Choose a tag to compare

@github-actions github-actions released this 04 Jun 13:15
· 7 commits to main since this release

The local files source learns incremental ingest: point it at a directory
and re-runs reprocess only new and changed files, pruning the chunks of deleted
ones, instead of re-embedding the whole corpus every run. Works for prose and
local source code alike (same source, content-agnostic cursor). Python-only this
release; the Rust crate is a lockstep version bump with no functional change.

Added

  • Incremental files source. FilesSource now implements the
    IncrementalSource and PrunableSource protocols (joining s3 / http /
    pg_table). An opt-in source.incremental block lets chunkshop ingest
    itself skip-and-prune via a JSON cursor sidecar — no external consumer loop:

    source:
      type: files
      glob: ./corpus/**/*.md
      id_from: path            # path or sha1 — not stem — with incremental
      incremental:
        cursor_path: ./.chunkshop/files-cursor.json
        detect: hash           # sha256 of bytes (survives git checkout); or `mtime`
    • Change detection. detect: hash (default) compares a sha256 of each
      file's bytes — reliable across git clone / checkout. detect: mtime
      skips unchanged files by (mtime, size) without reading them (faster, but
      unreliable on git work-trees where checkout rewrites mtimes).
    • Deletions.

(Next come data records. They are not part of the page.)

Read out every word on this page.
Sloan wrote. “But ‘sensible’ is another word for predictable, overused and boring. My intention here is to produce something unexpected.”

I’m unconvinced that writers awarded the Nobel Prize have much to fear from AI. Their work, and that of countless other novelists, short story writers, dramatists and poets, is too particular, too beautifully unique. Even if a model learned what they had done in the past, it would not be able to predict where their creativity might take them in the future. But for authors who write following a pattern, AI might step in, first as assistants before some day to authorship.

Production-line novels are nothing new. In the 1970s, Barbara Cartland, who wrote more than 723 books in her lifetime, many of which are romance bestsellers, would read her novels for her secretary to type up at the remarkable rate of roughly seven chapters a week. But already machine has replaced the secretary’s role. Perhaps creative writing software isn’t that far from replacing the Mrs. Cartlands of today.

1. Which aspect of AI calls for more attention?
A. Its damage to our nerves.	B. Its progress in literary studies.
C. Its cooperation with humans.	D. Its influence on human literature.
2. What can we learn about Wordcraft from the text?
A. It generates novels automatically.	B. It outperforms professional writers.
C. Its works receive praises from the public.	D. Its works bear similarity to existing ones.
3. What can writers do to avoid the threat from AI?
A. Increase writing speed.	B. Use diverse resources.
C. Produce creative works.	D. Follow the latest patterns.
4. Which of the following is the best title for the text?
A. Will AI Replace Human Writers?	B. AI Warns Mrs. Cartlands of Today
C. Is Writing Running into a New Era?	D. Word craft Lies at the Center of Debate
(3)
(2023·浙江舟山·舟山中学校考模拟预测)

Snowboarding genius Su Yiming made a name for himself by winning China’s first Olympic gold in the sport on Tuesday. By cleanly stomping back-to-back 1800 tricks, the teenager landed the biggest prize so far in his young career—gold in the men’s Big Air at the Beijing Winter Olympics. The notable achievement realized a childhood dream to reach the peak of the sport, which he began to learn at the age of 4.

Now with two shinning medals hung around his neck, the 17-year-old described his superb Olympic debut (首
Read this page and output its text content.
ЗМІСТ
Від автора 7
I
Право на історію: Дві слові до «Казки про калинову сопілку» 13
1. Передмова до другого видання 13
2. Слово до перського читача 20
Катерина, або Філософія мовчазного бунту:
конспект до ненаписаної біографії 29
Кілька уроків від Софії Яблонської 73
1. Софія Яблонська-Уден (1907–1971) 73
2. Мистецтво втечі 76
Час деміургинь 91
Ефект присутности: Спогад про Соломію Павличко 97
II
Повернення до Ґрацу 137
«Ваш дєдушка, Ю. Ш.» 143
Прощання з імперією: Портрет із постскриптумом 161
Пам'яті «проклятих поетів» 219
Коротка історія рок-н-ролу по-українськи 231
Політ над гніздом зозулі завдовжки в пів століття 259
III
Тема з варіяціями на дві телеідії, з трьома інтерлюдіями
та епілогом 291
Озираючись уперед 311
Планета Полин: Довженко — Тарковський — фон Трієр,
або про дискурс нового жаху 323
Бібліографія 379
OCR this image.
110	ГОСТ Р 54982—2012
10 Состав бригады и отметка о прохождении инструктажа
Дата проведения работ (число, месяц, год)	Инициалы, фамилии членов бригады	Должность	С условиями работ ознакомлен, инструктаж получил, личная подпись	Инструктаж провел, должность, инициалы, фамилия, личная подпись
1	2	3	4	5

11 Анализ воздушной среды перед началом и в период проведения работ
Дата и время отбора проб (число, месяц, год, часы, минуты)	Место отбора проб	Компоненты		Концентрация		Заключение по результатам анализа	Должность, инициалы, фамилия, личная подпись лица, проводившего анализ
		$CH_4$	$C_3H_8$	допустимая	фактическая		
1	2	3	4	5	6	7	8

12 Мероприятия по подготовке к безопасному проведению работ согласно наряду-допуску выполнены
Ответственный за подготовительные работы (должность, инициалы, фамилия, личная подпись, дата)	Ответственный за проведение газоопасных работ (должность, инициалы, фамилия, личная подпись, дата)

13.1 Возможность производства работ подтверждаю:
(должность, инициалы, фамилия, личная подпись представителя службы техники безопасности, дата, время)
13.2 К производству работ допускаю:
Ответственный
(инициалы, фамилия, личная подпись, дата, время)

Files removed from disk have their chunks pruned, scoped to
      the cell's source_tag (PrunableSource.iter_deleted_since).
    • Crash-safe. The cursor is written atomically (temp file + rename) and
      only after a fully successful run; a crash leaves the prior cursor intact
      and the next run re-upserts idempotently. A doc_limit-truncated run does
      not advance the cursor.
    • Stdlib only — no new runtime dependency. Library API + worked consumer
      loop in docs/cookbook/incremental-sources.md; CLI setup, a full pattern
      write-up, and a no-database quickstart in docs/incremental.md (Pattern G)
      and docs/samples/incremental-files/.

Notes

  • The incremental feature is Python-only this release; Rust parity is a
    separate follow-up. chunkshop-rs is version-bumped to 0.8.3 for a lockstep
    release only.
  • Remote sources (s3 / http / pg_table) already had incremental sync, and
    the github connector already declares cursor sync — unchanged here.